The kenosis (emptying) of the Logos becomes the enabler and the springboard of humans to resemble the Logos. Deciphering the Logos and the fleshy expression it took, reminds us of mangers and not palaces, of donkeys and not horses, of sacrifice rather than egotistical paths, where the victim emerges as a hero who changes history for ever. It seems to me that the kenosis of the Logos initiated a reversal of historical values whose identity we may be in need of rediscovering.

If there were any truth in the above thoughts, how could we then apply them to the troubled economies of the developed nations that are in dire need of rescue and restructuring?

First of all, it’s incomprehensible to try to help someone and impose cost of capital above the projected growth rate of that economy. If the particular economy (be Ireland, Greece, Spain, etc) had had trouble paying the principal and interest on their debt prior to the bailout, how in the world do they expect to pay back the additional debt with a cost of capital that is four to six times times higher the projected rate of growth? If those countries had liquidity problems before, the solution applied may make them insolvent. In that case, the contagion fears will become a self-fulfilling prophesy.

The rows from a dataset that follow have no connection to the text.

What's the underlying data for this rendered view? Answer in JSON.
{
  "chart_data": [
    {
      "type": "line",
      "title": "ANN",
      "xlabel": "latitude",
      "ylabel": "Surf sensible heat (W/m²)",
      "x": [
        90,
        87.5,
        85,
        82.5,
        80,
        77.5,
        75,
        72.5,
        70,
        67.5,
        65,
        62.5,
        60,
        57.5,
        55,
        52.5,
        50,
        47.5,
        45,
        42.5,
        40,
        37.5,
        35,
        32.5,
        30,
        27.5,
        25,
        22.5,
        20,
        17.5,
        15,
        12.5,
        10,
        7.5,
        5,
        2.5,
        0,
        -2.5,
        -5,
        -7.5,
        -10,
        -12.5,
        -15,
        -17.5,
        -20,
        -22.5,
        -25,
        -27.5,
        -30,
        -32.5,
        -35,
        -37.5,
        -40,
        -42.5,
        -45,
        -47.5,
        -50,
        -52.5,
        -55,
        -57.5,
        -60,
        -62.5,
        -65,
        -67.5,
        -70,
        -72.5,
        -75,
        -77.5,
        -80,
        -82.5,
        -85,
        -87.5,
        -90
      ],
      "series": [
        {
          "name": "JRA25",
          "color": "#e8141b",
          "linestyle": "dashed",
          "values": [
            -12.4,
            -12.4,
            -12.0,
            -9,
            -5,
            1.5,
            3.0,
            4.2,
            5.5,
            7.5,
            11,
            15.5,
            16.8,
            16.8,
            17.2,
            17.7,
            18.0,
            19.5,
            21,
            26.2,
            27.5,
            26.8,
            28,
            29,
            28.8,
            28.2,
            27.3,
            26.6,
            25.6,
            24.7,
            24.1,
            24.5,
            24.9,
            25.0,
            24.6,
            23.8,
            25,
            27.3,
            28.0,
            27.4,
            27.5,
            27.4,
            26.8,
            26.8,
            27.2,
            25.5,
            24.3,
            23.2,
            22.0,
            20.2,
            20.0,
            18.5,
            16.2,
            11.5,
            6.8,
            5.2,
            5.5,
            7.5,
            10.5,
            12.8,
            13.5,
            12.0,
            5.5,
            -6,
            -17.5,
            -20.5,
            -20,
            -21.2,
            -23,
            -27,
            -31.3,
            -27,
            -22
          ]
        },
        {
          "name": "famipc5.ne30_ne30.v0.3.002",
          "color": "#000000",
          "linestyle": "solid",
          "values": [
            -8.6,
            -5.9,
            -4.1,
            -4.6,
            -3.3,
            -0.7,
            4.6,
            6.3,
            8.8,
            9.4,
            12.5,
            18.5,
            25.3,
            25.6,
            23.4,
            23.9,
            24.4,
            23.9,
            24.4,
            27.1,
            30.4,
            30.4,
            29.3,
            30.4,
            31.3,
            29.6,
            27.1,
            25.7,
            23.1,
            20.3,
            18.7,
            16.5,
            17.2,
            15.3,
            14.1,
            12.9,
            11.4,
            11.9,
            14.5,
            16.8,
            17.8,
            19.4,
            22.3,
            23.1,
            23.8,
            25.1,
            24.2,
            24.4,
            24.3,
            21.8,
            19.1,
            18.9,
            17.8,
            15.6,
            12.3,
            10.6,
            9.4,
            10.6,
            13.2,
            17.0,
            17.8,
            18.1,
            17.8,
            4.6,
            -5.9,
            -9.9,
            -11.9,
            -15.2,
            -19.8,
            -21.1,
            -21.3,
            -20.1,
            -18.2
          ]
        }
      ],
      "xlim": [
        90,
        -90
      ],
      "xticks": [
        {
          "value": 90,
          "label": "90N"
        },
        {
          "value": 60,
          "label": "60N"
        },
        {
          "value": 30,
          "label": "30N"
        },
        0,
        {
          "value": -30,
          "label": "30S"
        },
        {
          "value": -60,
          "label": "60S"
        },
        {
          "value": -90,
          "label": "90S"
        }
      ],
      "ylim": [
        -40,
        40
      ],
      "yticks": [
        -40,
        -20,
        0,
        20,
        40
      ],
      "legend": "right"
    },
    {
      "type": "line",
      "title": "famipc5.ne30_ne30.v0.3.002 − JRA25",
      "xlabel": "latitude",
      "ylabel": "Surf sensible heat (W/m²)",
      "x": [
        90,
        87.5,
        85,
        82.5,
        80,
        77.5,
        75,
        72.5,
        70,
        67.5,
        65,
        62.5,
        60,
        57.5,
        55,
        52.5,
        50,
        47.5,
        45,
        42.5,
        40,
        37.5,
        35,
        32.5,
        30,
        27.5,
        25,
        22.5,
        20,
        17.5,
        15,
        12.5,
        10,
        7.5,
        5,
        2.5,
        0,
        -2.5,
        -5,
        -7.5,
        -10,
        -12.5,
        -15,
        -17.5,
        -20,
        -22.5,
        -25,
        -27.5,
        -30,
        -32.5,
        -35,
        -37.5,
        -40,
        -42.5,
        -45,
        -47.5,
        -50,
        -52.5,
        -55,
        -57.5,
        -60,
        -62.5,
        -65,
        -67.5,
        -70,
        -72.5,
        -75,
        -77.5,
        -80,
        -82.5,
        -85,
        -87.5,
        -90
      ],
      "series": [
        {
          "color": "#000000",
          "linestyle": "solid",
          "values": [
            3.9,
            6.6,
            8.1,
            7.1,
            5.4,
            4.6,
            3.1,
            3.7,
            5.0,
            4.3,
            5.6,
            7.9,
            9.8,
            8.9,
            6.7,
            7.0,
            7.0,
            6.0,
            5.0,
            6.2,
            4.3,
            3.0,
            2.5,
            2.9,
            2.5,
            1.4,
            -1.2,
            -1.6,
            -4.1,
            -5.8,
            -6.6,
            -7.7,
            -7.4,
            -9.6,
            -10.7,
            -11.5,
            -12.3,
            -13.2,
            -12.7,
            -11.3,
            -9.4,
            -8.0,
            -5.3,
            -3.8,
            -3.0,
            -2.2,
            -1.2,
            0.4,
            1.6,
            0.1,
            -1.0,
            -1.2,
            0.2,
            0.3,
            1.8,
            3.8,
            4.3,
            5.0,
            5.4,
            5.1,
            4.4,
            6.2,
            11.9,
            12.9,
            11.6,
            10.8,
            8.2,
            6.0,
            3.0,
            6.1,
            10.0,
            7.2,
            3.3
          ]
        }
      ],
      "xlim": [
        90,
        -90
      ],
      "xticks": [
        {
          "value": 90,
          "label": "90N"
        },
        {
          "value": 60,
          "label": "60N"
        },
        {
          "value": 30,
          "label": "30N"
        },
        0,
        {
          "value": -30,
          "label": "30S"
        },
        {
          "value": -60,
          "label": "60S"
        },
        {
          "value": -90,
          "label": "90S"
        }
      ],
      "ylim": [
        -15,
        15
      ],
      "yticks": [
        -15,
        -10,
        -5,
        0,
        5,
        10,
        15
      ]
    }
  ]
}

Second, the burden of the debt is partially due to loans taken to buy weaponry systems from Germany, France etc. Moreover, in the midst of their debt problems those countries committed to buy even more weapons! At this stage Greece has a military which is double the size of the German military, when Greece is only 1/7 of the German population size, and its economy is 1/10 of Germany’s. The EU could guarantee e.g. the territorial integrity of Greece and the military budget could be devoted in making the lenders whole.

Third, any investment carries risks. The bondholders may need to take a haircut. How do you expect the middle classes and the poor to tight the belts while making whole the banks and those who speculated with the debt instruments?

Fourth, union and solidarity means that you enjoy the benefits but you also endure the costs of that union.

Lastly, given the dismal growth perspective and the talk of even dropping some countries from the Euro for the sake of gaining competitiveness via the devaluation of a new local currency–or even worse, abandoning the Euro altogether – why do they rescue banks rather than advancing growth prospects via enabling exports to the developing nations through the initiation of a new Marshall program?

And now, few unconventional thoughts regarding  our side of the Atlantic. We face “unusually uncertain” times. Moreover, the Fed due to “unusual and exigent circumstances” has initiated credit facilities to institutions that traditionally is not allowed to loan money to (investment banks, insurance companies, etc.). It may have averted a worse catastrophe, but there is no doubt that its balance sheet has deteriorated by acquiring toxic assets. Moreover, its programs have not achieved its stated goals and objectives. The monetary base has increased but money supply has decreased, as we have documented on this website before. Banks hesitate to loan. Unemployment is unacceptably high. How about a non-conventional approach, where due to “unusual and exigent circumstances” the Fed lends directly to coops, states, and regional banks that will be created for reconstruction purposes that advance employment and growth via regional and international programs? The income streams of those programs would repay bonds issued by the newly established banks and held by the Fed (where the cost of capital i.e. the interest on the bonds would be either zero or very close to it). Maybe the Fed itself is in need of some kenosis.

It seems that it is in kenosis where part of the answer may lay. Ode to kenosis then!